Envie seu comentário

 

urbanidade
24/08/2005
Tietê florido

O rio Tietê fazia parte da paisagem diária da menina Rosa Klias, filha de imigrantes europeus. O bonde que a levava para a escola saía de Santana, onde morava, cruzava por cima do rio e seguia até o parque Dom Pedro. Eram os tempos em que ainda se viam nadadores disputando torneios naquelas águas. Para Rosa, aquele cenário transformou-se numa de suas grandes decepções. "Esse é um dos assuntos que sempre me deram raiva."

Essa raiva tem origem no massacre das lembranças infantis -o bucólico Tietê virou um esgoto- que se soma à escolha profissional de Rosa Klias, integrante das primeiras turmas do curso de arquitetura da Universidade de São Paulo. Ela preferiu seguir a carreira de paisagista, que lhe trouxe reconhecimento dentro e fora do Brasil. São dela, por exemplo, os projetos paisagísticos da avenida Paulista, do vale do Anhangabaú e, mais recentemente, do parque da Juventude (antigo Carandiru). "Poderíamos ter feito um dos maiores parques urbanos do mundo", lamenta.

Se não tivessem construído as avenidas marginais ao longo dos rios Pinheiros e Tietê, São Paulo, segundo ela, seria muito diferente. "Mataram os rios e perdemos a chance de ter nossa maior área de lazer." Na sua visão de paisagista, aquela orla seria a praia do paulistano.

Daí se mede o que ela sentiu quando foi chamada, neste ano, para fazer uma intervenção nas margens do Tietê. "Não acreditei." Logo percebeu que aquela terra era imprestável e seria inviável substituí-la. Vislumbrou, então, a possibilidade de criar um imenso jardim, cultivado em jardineiras ao longo das duas margens do rio, numa extensão de 50 quilômetros. O tipo de arbusto que escolheu propicia que as jardineiras fiquem cobertas de flores das mais diversas cores durante o ano todo.

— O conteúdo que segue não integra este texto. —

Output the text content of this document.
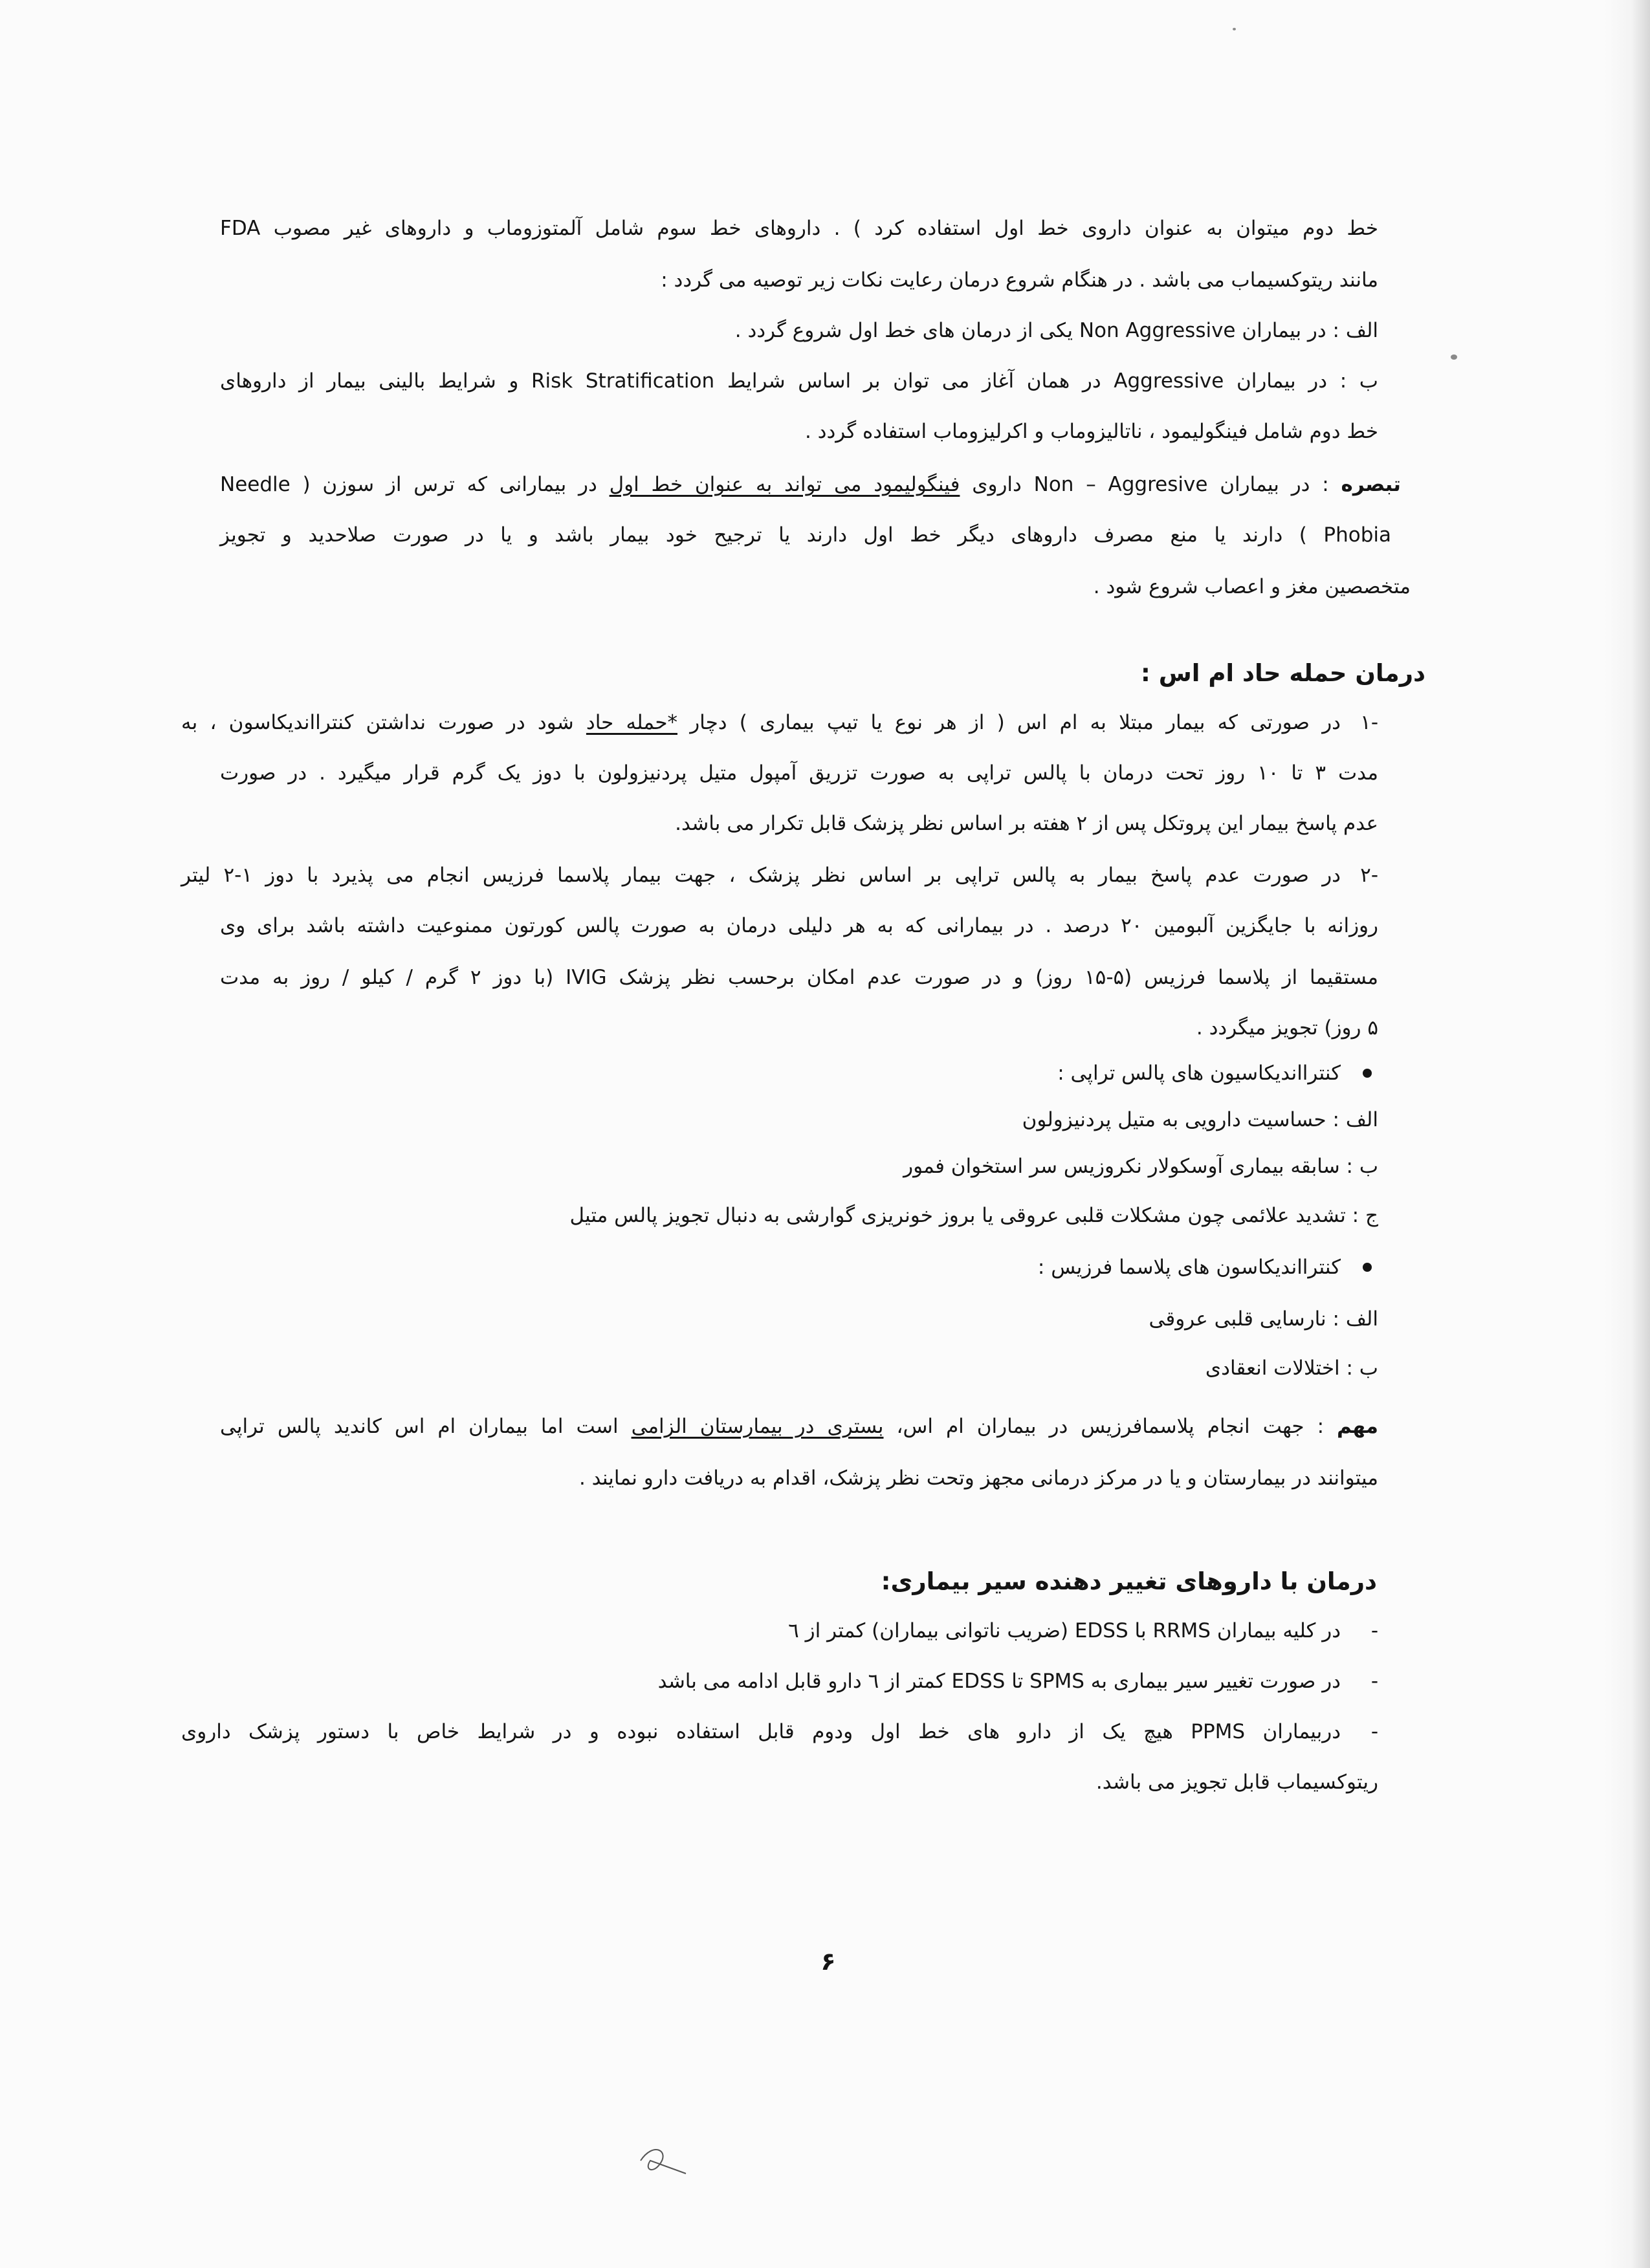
خط دوم میتوان به عنوان داروی خط اول استفاده کرد ) . داروهای خط سوم شامل آلمتوزوماب و داروهای غیر مصوب FDA
مانند ریتوکسیماب می باشد . در هنگام شروع درمان رعایت نکات زیر توصیه می گردد :
الف : در بیماران Non Aggressive یکی از درمان های خط اول شروع گردد .
ب : در بیماران Aggressive در همان آغاز می توان بر اساس شرایط Risk Stratification و شرایط بالینی بیمار از داروهای
خط دوم شامل فینگولیمود ، ناتالیزوماب و اکرلیزوماب استفاده گردد .
تبصره : در بیماران Non – Aggresive داروی فینگولیمود می تواند به عنوان خط اول در بیمارانی که ترس از سوزن ( Needle
Phobia ) دارند یا منع مصرف داروهای دیگر خط اول دارند یا ترجیح خود بیمار باشد و یا در صورت صلاحدید و تجویز
متخصصین مغز و اعصاب شروع شود .
درمان حمله حاد ام اس :
-۱
در صورتی که بیمار مبتلا به ام اس ( از هر نوع یا تیپ بیماری ) دچار *حمله حاد شود در صورت نداشتن کنترااندیکاسون ، به
مدت ۳ تا ۱۰ روز تحت درمان با پالس تراپی به صورت تزریق آمپول متیل پردنیزولون با دوز یک گرم قرار میگیرد . در صورت
عدم پاسخ بیمار این پروتکل پس از ۲ هفته بر اساس نظر پزشک قابل تکرار می باشد.
-۲
در صورت عدم پاسخ بیمار به پالس تراپی بر اساس نظر پزشک ، جهت بیمار پلاسما فرزیس انجام می پذیرد با دوز ۱-۲ لیتر
روزانه با جایگزین آلبومین ۲۰ درصد . در بیمارانی که به هر دلیلی درمان به صورت پالس کورتون ممنوعیت داشته باشد برای وی
مستقیما از پلاسما فرزیس (۵-۱۵ روز) و در صورت عدم امکان برحسب نظر پزشک IVIG (با دوز ۲ گرم / کیلو / روز به مدت
۵ روز) تجویز میگردد .
کنترااندیکاسیون های پالس تراپی :
الف : حساسیت دارویی به متیل پردنیزولون
ب : سابقه بیماری آوسکولار نکروزیس سر استخوان فمور
ج : تشدید علائمی چون مشکلات قلبی عروقی یا بروز خونریزی گوارشی به دنبال تجویز پالس متیل
کنترااندیکاسون های پلاسما فرزیس :
الف : نارسایی قلبی عروقی
ب : اختلالات انعقادی
مهم : جهت انجام پلاسمافرزیس در بیماران ام اس، بستری در بیمارستان الزامی است اما بیماران ام اس کاندید پالس تراپی
میتوانند در بیمارستان و یا در مرکز درمانی مجهز وتحت نظر پزشک، اقدام به دریافت دارو نمایند .
درمان با داروهای تغییر دهنده سیر بیماری:
-
در کلیه بیماران RRMS با EDSS (ضریب ناتوانی بیماران) کمتر از ٦
-
در صورت تغییر سیر بیماری به SPMS تا EDSS کمتر از ٦ دارو قابل ادامه می باشد
-
دربیماران PPMS هیچ یک از دارو های خط اول ودوم قابل استفاده نبوده و در شرایط خاص با دستور پزشک داروی
ریتوکسیماب قابل تجویز می باشد.
۶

São Paulo jamais vai voltar a ter bonde; o parque Dom Pedro, por mais que seja reformado, nunca mais terá o charme de antigamente; só em sonho é possível conceber pessoas nadando de novo nas águas do Tietê. Rosa imagina, porém, que, quando as flores estiverem brotando, ela vai ter, nem que seja por instantes, a sensação da menina dentro do bonde, encantada com a paisagem de um rio.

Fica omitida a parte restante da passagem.